Finishing the Dish:  Angel Hair-esque rice noodles were used for this dish - boiled although in hindsight they should have been prepared as such...

Add rice noodles in desired proportion to sauce and cover pan/pot with lid for a few minutes to let noodles soften.  Stir into sauce and add the previously cooked prawns, continue to stir to blend all components evenly.

The last ingredient used was a leafy herb that Collin encountered in Laos.  The name escapes me at the moment but it tasted like lemongrass crossed with basil and had a spicy ginger like finish.  Anyway, several leaves were roughly chopped and added at the last minute as not to wilt.

Finally, grated persian cucumber was rolled into balls and placed on top of each dish to balance the heat and spice of the dish.  Garnished with another leaf of said Laotian herb and a few drops of sriracha for color and taste, and thats it.  

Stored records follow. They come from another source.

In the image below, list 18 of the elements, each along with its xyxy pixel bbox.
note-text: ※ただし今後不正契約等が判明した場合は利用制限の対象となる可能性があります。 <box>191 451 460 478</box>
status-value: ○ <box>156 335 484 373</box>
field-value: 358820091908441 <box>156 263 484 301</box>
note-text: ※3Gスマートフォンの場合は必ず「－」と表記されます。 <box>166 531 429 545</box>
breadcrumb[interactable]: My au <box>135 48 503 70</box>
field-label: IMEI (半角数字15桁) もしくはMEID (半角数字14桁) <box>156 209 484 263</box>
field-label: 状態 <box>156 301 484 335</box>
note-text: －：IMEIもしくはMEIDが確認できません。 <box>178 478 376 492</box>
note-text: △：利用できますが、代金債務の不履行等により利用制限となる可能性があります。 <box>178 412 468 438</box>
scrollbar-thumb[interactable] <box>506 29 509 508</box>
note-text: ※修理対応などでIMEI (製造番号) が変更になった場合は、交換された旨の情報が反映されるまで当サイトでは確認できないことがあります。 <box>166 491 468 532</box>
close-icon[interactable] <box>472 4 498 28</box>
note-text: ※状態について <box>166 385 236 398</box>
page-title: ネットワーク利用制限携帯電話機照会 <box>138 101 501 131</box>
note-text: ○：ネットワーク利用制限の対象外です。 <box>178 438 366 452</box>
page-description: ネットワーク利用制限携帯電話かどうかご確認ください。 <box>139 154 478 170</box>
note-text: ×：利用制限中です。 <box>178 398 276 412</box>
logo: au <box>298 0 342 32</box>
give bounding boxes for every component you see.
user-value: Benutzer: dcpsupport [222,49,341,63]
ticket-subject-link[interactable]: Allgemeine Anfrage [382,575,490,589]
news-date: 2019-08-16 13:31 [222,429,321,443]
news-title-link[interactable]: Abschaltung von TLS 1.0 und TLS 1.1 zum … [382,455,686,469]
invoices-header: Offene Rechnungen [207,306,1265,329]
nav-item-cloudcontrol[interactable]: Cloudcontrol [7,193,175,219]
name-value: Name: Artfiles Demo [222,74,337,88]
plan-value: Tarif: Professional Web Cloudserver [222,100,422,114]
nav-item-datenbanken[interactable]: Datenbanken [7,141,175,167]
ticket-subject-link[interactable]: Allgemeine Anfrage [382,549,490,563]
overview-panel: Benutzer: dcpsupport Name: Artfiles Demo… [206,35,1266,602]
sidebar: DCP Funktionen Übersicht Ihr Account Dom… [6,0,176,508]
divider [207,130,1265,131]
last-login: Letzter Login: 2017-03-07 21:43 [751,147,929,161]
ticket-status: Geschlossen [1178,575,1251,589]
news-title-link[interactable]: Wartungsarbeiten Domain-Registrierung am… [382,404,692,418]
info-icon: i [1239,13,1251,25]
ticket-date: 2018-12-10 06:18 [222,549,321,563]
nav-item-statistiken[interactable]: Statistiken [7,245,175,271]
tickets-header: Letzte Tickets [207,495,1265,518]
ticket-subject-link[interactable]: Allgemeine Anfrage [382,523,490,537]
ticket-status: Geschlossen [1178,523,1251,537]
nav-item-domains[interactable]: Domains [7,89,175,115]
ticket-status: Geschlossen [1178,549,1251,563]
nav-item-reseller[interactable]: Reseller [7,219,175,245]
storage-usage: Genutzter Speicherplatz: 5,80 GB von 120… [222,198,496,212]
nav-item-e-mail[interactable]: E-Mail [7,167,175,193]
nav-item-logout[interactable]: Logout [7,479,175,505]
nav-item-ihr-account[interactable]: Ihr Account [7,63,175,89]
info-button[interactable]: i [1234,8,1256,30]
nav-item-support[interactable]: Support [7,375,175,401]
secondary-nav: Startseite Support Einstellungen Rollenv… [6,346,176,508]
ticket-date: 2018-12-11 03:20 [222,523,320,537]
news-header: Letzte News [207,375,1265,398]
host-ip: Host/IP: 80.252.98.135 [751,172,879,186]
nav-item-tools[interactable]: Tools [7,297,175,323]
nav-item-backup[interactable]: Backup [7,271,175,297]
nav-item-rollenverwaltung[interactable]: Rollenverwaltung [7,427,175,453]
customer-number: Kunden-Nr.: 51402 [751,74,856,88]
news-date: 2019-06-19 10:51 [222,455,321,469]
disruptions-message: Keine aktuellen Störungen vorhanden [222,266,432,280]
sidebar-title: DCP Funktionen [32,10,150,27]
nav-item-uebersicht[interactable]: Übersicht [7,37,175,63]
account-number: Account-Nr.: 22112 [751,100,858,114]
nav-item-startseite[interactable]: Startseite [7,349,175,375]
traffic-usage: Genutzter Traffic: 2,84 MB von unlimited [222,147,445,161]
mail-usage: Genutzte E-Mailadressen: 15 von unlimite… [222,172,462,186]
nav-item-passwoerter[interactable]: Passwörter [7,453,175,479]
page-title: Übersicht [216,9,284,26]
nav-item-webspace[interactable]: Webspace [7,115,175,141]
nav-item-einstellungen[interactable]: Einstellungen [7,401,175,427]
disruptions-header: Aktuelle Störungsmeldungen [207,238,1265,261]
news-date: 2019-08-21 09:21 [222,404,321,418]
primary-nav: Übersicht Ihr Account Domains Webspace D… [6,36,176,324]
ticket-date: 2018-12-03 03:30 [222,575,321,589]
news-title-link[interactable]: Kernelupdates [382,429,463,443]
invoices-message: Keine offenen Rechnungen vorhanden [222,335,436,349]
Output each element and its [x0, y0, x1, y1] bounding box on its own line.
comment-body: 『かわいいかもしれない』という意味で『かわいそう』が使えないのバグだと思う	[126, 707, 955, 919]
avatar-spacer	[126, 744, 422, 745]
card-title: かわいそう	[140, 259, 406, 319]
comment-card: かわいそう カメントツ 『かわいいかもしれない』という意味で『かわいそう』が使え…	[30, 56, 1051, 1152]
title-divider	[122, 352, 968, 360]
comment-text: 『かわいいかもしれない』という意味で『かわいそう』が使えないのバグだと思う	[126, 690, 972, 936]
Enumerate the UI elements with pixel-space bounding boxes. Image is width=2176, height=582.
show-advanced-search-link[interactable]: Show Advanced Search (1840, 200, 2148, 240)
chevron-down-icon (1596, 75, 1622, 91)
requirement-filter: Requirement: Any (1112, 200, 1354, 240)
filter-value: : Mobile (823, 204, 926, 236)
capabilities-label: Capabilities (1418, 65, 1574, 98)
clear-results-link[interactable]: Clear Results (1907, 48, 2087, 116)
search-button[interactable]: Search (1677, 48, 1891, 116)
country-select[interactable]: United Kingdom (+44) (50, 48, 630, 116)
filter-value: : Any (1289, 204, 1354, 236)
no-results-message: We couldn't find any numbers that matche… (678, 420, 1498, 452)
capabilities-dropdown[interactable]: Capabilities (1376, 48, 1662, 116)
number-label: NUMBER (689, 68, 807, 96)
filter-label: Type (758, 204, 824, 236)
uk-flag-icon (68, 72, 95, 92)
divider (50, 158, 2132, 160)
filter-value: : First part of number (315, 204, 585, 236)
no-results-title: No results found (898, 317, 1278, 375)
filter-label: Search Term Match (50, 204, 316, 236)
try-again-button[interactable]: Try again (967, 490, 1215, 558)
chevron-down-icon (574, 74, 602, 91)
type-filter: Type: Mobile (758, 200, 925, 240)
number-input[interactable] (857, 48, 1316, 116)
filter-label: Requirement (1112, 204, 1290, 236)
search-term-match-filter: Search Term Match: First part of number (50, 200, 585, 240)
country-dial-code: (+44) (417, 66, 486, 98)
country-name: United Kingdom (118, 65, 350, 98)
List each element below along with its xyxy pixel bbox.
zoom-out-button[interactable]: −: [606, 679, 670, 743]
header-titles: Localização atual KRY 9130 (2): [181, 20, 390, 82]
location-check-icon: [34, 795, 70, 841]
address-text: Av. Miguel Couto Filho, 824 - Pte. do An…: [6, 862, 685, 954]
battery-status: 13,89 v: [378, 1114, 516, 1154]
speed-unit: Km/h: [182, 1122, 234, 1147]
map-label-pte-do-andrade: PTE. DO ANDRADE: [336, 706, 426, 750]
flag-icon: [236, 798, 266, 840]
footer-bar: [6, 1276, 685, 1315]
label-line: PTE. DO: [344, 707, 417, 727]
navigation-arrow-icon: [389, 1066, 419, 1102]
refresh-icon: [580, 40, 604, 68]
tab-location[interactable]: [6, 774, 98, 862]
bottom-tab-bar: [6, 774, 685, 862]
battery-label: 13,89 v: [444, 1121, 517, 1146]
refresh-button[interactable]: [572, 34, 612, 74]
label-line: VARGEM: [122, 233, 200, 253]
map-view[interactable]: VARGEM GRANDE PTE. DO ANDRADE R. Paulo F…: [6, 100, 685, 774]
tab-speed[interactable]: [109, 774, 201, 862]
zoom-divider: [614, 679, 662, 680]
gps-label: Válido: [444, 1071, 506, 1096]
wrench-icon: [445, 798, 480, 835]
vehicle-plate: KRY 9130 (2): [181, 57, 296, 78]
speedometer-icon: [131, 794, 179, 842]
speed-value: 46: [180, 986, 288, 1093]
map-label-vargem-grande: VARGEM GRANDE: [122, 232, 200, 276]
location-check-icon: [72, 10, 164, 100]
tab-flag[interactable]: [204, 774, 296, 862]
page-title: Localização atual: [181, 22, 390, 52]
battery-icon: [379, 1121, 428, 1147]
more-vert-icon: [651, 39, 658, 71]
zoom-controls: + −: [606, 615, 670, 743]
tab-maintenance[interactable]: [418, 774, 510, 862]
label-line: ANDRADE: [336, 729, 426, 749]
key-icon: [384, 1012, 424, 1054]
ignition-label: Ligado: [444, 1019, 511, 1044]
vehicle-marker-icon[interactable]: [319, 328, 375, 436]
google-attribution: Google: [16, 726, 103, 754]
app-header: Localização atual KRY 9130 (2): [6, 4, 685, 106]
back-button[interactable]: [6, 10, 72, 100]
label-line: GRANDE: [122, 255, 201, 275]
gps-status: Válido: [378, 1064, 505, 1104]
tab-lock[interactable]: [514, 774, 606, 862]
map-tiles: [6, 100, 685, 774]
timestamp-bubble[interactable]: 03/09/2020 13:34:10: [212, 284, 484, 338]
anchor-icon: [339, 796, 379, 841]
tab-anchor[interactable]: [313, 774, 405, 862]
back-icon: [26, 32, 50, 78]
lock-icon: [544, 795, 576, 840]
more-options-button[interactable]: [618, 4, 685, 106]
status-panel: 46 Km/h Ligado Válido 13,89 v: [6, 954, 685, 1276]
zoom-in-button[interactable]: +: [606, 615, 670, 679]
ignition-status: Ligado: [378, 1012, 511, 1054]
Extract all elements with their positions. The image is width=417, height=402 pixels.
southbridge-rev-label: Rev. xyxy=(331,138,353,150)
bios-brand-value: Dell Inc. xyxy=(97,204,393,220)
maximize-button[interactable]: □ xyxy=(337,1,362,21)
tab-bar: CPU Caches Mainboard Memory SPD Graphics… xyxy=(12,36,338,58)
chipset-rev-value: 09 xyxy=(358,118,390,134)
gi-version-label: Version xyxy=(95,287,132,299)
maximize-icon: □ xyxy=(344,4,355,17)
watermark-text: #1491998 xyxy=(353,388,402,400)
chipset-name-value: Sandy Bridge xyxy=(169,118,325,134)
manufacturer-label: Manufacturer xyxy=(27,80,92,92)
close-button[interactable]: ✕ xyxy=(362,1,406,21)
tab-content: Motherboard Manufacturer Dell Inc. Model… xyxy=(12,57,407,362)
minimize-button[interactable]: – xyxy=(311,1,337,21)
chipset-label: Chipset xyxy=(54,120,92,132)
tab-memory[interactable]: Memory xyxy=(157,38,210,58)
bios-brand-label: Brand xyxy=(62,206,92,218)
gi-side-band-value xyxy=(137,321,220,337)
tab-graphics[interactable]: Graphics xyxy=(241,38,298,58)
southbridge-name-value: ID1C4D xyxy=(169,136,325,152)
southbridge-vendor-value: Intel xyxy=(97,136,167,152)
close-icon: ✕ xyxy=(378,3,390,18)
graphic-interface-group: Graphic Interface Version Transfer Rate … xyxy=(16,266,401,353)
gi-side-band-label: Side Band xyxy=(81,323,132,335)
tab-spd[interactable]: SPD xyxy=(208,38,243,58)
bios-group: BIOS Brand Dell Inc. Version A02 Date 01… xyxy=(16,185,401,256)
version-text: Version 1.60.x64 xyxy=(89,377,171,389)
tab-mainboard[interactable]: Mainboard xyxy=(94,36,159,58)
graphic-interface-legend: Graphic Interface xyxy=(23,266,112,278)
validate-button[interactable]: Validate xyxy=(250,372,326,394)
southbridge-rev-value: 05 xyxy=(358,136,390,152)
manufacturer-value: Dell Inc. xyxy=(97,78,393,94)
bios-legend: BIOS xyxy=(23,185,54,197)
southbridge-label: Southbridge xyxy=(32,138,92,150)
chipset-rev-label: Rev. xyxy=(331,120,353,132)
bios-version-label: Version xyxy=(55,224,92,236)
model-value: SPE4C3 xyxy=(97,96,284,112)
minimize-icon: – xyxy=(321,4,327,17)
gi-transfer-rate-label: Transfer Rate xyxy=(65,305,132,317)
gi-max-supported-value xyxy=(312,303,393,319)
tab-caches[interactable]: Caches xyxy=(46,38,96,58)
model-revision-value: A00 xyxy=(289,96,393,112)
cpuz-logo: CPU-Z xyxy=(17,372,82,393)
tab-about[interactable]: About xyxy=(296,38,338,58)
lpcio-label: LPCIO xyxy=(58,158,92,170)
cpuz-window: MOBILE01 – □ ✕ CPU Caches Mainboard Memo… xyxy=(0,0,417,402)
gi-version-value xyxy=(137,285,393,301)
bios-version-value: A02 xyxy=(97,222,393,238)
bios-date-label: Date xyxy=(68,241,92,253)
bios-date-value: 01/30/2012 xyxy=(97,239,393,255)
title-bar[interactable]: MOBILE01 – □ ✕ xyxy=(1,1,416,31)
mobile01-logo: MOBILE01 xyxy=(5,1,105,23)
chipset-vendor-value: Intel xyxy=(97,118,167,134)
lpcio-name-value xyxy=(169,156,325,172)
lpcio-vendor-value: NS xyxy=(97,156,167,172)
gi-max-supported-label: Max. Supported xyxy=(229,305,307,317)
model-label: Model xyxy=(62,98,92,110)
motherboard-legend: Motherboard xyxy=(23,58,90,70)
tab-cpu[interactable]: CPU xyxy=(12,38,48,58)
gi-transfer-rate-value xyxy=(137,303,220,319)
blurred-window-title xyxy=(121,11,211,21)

(The Laotian mystery herb could be substituted with a bit of basil and mint.  Adding some thai lime or thai lemon leaves to the sauce and then removing before mixing in the rest of the ingredients would be a nice touch too).
Ingredients Needed:  
The Sauce:
Light Coconut Milk
Chicken Stock
Limes
Madras Curry
Sriracha Hot Sauce
Garlic
Salt
Pepper

Rice Noodles
Fresh Prawns/Shrimp
Sesame Oil
Laotian Mystery Herb (...or basil and mint)



Le Vin:

I brought out a pretty standard "asian food" wine for this dinner.  A "budget" alsatian gewürtztraminer from Michel Leon that I picked up at Trader Joes for around 8 or 9 bucks.  I'm not going to review this one primarily because it was a long time ago that I drank it and can't remember enough details to describe it accurately, but I remember it being balanced, ripe and with a touch of residual sugar.  All in all I think this style of wine, properly chilled, is considered the "asian food" wine for the right reasons.  The freshness, ripeness and residual sugar coated the palate for a nice balance from the flavorful, salty and spicy noodle dish.  All I can say is that it worked and there are tons of wines like this out there that are go-to's when looking for something to eat with curry or stir fry.

Some suggestions: Dry or Off-Dry Riesling or Gewürtztraminer, Dry Muscat, Viognier



1 comment:

  1. What an outstanding idea for a blog! It just so happens that we have a Ranch 99 in SF--and I love shopping there. Great purple sticky rice (for my Thai mango and sticky rice dessert). Will look forward to more great recipes and pics.